Research

Our lab is primarily focused on targeted therapy approaches to treating human hematologic malignancies. Much of our past work has focused on chronic myeloid leukemia (CML), a disease of the hematopoietic pluripotent stem cell, which can be effectively treated with small molecule tyrosine kinase inhibitors (TKIs) such as imatinib (Gleevec), which selectively targets the pathologically activated BCR-ABL tyrosine kinase. We initially dissected molecular mechanisms of resistance to imatinib resistance, and exploited this understanding to preclinically identify and clinically test novel compounds for the treatment of imatinib-resistant disease. Through a collaborative effort with Bristol-Myers Squibb, we identified dasatinib (Sprycel) as a promising second generation TKI, and spearheaded the first clinical studies with this agent, which led to its approval by the US FDA and numerous other regulatory agencies in 2006. We continue to work toward a better understanding of resistance mechanisms to BCR-ABL TKIs, and to pinpoint the molecular features of BCR-ABL kinase activity that enable it to confer a state of “oncogene addiction” and thereby render it a highly effective target.

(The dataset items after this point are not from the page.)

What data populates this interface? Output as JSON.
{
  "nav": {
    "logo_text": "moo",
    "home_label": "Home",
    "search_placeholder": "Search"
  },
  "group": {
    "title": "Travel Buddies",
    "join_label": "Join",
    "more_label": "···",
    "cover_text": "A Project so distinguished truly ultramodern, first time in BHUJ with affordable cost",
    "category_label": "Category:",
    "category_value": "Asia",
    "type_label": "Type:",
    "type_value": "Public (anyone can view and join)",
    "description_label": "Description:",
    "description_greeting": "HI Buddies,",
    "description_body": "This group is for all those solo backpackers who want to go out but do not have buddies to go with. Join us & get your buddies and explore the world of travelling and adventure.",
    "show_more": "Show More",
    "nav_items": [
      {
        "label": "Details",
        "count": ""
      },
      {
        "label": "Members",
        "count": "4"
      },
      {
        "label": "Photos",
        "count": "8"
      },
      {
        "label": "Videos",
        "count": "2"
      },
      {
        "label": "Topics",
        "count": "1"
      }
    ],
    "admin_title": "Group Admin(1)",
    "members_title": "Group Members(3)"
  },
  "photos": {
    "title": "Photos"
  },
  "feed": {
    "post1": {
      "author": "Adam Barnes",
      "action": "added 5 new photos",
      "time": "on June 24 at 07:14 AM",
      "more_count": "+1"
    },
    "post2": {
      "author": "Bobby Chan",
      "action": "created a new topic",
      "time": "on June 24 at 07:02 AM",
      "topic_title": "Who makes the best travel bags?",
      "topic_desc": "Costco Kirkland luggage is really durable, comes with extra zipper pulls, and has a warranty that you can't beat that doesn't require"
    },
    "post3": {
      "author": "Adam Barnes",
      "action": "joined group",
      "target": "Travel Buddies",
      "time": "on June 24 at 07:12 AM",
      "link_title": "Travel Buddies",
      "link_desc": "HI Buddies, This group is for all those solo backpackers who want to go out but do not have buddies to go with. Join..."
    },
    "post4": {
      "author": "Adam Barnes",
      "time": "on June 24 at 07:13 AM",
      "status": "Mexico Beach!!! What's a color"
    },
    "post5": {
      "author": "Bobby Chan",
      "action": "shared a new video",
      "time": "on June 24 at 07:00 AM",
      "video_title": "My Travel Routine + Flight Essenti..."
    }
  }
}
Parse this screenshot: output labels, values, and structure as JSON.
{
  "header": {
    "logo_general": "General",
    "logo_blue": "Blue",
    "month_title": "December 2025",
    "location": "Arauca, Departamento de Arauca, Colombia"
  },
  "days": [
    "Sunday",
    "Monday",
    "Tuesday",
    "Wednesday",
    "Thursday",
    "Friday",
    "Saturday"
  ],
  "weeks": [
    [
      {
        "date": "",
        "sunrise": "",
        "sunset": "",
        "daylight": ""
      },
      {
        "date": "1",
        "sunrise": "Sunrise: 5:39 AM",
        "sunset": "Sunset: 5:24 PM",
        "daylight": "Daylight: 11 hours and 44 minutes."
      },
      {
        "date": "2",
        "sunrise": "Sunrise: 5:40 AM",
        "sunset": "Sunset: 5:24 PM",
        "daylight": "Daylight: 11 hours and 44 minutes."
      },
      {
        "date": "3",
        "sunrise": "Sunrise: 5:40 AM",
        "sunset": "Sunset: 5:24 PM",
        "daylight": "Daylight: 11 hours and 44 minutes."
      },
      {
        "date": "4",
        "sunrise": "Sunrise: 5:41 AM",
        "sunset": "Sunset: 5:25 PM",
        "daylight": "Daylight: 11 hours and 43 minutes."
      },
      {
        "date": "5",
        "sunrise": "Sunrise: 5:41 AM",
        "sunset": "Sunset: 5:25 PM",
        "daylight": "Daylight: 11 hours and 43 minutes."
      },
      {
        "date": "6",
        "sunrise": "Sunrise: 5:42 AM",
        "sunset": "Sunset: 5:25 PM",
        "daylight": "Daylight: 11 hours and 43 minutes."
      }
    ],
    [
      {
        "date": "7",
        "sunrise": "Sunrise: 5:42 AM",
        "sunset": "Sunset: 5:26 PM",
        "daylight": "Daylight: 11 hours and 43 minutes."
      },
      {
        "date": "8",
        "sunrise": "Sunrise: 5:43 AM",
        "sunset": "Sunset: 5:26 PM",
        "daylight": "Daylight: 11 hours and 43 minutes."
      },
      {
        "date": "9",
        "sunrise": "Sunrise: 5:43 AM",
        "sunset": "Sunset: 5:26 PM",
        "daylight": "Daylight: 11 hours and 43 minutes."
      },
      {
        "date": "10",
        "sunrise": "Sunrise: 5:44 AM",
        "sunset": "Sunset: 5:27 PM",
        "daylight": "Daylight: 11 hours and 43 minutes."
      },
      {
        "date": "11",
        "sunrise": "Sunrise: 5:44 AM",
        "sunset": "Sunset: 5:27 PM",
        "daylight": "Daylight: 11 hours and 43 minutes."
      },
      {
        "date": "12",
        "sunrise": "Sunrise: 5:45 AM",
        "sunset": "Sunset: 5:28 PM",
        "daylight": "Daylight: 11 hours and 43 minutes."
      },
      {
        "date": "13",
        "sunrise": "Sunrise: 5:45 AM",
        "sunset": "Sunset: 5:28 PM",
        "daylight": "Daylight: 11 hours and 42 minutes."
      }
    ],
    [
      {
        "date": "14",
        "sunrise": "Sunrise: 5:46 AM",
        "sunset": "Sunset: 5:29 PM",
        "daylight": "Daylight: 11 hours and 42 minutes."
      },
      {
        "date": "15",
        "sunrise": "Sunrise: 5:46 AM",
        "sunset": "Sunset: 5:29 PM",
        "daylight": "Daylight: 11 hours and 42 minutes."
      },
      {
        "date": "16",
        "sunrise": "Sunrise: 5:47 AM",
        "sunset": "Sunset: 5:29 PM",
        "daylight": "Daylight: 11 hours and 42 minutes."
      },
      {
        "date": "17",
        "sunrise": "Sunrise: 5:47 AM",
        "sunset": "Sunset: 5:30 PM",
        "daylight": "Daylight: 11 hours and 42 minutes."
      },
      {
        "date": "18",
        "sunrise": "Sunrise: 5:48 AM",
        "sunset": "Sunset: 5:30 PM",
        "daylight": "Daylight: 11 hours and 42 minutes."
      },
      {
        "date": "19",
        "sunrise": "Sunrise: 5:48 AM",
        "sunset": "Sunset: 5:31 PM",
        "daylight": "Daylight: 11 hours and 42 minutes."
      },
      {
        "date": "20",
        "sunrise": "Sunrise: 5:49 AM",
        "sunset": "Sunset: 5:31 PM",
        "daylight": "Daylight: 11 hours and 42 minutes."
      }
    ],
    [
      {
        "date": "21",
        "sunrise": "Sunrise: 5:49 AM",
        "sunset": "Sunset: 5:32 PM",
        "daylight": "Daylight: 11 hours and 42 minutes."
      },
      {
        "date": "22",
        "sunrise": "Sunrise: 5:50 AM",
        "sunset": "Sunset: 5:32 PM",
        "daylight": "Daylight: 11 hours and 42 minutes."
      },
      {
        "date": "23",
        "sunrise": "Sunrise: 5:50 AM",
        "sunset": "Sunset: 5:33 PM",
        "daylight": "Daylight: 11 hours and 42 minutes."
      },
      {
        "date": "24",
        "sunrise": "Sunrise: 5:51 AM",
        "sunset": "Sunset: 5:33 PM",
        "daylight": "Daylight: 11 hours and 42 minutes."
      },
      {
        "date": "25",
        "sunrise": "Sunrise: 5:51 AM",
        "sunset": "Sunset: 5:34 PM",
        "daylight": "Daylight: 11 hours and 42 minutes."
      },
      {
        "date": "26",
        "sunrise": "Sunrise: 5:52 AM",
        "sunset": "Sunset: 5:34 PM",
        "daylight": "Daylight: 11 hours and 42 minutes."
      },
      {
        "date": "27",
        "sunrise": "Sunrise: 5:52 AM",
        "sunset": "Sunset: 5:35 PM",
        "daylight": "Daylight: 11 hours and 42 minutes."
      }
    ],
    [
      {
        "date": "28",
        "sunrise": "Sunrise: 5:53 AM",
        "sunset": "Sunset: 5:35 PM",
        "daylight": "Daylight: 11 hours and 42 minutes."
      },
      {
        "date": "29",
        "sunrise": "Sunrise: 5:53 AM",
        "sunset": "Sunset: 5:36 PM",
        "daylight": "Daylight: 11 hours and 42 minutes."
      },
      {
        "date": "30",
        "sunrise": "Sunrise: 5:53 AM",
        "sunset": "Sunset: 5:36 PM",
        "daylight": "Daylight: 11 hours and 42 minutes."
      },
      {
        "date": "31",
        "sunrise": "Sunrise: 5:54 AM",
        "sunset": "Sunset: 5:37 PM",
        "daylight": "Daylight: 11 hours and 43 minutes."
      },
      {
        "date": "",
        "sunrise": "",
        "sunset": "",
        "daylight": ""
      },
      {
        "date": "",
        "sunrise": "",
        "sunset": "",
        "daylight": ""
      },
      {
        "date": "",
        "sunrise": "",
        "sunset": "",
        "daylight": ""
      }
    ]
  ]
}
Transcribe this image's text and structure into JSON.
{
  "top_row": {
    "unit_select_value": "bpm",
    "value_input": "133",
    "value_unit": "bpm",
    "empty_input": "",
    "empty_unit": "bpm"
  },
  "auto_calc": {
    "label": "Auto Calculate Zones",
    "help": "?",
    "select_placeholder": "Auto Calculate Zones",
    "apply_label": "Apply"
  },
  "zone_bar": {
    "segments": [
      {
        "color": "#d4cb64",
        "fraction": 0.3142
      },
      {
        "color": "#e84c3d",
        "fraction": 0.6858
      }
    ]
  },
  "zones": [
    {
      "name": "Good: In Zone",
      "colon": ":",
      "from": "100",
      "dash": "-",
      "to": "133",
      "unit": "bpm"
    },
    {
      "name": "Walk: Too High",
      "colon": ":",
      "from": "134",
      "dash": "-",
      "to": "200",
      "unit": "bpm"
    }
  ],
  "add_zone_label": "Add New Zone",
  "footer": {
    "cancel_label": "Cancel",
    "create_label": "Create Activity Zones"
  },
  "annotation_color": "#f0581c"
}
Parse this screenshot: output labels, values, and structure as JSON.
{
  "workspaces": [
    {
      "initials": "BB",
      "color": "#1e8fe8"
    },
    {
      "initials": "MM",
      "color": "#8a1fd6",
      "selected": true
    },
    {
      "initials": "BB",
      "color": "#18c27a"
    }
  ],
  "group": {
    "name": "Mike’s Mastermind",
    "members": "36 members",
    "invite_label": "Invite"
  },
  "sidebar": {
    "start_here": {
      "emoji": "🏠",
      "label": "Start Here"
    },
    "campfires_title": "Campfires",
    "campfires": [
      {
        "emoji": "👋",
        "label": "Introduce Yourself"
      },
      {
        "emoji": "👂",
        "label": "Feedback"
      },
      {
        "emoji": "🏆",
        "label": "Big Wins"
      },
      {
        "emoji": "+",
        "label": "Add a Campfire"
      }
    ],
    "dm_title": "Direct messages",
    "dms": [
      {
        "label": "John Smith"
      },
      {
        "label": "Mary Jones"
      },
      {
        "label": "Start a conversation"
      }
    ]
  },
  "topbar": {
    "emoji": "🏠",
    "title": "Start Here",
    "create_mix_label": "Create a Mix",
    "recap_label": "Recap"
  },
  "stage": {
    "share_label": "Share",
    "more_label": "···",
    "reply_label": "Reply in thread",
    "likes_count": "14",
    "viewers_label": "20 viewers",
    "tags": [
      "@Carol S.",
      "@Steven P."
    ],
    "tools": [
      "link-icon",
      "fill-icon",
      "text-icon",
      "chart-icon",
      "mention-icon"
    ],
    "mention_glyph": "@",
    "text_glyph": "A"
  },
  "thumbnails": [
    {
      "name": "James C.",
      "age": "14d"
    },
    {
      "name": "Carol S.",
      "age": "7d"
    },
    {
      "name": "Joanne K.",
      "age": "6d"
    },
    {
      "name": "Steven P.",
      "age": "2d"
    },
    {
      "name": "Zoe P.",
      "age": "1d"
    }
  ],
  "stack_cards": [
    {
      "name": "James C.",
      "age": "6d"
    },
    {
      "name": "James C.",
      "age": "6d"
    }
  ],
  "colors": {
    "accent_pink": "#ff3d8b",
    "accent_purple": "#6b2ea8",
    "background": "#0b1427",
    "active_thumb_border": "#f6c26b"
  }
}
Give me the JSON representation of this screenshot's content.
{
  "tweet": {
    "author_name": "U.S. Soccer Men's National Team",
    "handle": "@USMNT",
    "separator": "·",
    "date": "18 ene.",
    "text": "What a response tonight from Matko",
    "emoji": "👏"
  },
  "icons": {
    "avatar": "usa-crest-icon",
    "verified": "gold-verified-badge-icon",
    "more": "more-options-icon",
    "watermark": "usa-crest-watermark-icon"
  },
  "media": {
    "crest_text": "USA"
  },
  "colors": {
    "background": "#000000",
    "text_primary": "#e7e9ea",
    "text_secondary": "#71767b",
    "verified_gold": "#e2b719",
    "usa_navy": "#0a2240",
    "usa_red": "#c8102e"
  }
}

Much of our current work is focused on acute myeloid leukemia (AML), the most common type of leukemia in adults. Recently, potent inhibitors of the FLT3 kinase have demonstrated impressive clinical activity in a substantial proportion of acute myeloid leukemia (AML) patients who harbor activating mutations in this kinase, but in the vast majority of cases, the disease relapses quickly. We identified a small number of drug-resistant point mutations in the kinase domain in most samples obtained from patients whose disease developed resistance to treatment. This work has led to the identification and clinical investigation of several new FLT3 TKIs. Translational studies with samples obtained from these patients are ongoing. Current efforts are aimed at characterizing and circumventing other mechanisms of resistance to FLT3 TKIs and better defining the clonal hierarchy of resistant disease. Basic and translational studies are also ongoing with promising investigational therapies that target proteins such as BRD4, IDH1/2.